8. Hiking and Cycling in Cape Town
Possibly two of the most dangerous activities to attempt in Cape Town after trying to befriend a local. The choice is really between getting mugged and getting run over. There used to be some good hiking available on Table Mountain, at least until gangs of muggers set up shop on the flanks of the mountain and started routinely mugging and stabbing people. If you don't believe me search for 'Mugging' and 'Table Mountain' on Google News (here's the IOL celebrating the fact that mountain muggings have been cut down to just over 1 a month in 2012).

So that leaves cycling. To its credit Cape Town has built some cycle lanes on the West Coast, which means you're safe from being hit by cars if you stick to these. Unfortunately these lanes lie at a 90 degree angle to - and in the direct path of - the 'wind tunnel' mentioned in the article, which gives kite-surfers their lift on Blouberg Beach. If you instead choose to ride in the road then you leave yourself at the mercy of Cape Town drivers, who comprise a topic all of their own and are beyond the scope of this article.

9. Life's a beach
I agree, life is much like a Capetonian beach. It's full of shit, plastic bits you don't want or need, and occasional moments of beauty and calm. While the city councils make an effort, most Cape Town beaches are essentially sandboxes where people take their dogs to take a dump, people who can't figure out how to use an ashtray put out their cigarettes, and Chinese seamen working on passing container vessels send small plastic fragments and the occasional shoe to die. Noordhoek's not bad, once you get past the dumping zone, if you don't mind driving 40 minutes to get to a decent beach in a place that is surrounded by beaches.
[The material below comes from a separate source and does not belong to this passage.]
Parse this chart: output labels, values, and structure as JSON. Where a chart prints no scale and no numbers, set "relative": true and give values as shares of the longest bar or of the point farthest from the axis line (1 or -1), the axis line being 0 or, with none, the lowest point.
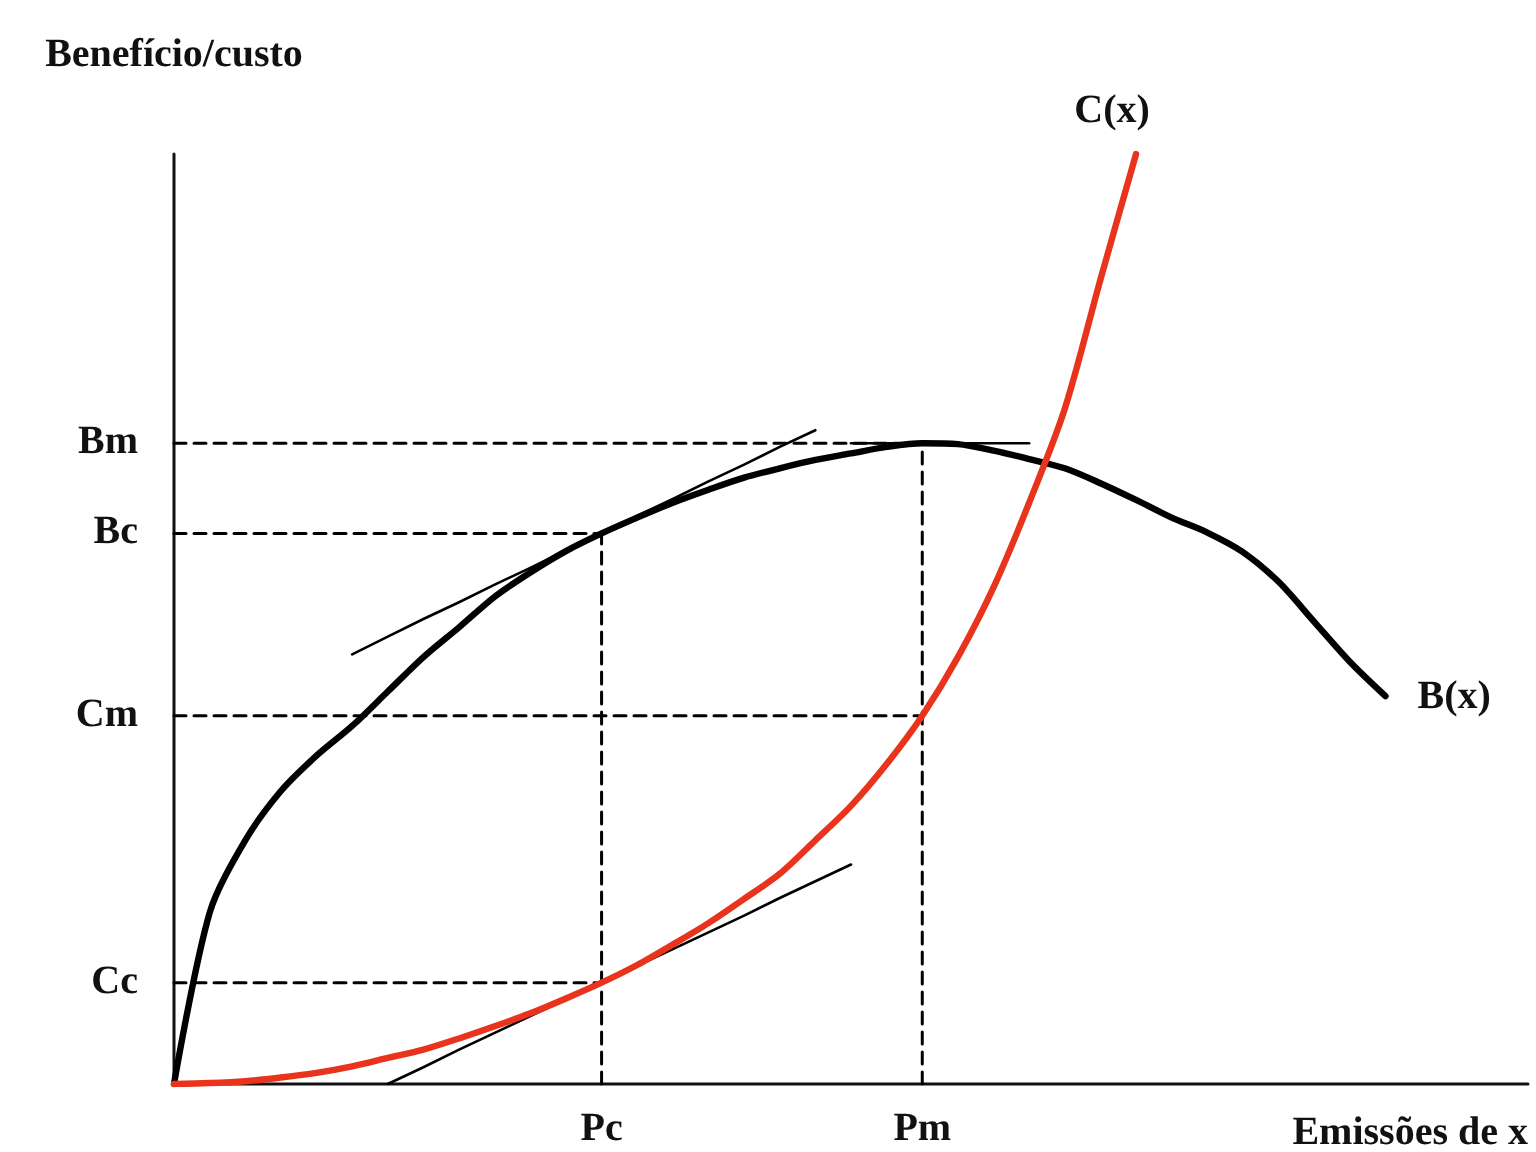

The article claims that Cape Town summer days rarely get hotter than 30 degrees, which is untrue even before you take into consideration the fact that many parts of Cape Town spend weeks at a time in flames thanks to the charming local habit of throwing cigarette butts into the tinderbox fynbos at the height of the windiest part of summer.

10. Never bad weather in Cape Town
Hitler called this kind of statement the 'big lie' - a suggestion so preposterous that it's easier to believe it than to believe that anyone could possibly be dishonest or insane enough to tell such a monumental untruth. If you don't call endless months of clammy cold and damp 'bad', if you don't call the strongest prevailing wind in the country 'bad', if you don't call entire mountain ranges burning to cinders because of the combination of extreme heat and extreme wind 'bad', you're telling a Big Lie right there. Unless. Unless the author meant to say that the weather in Cape Town is not bad, because the word 'bad' simply isn't up to the job of describing how utterly fucking, hideously awful it is.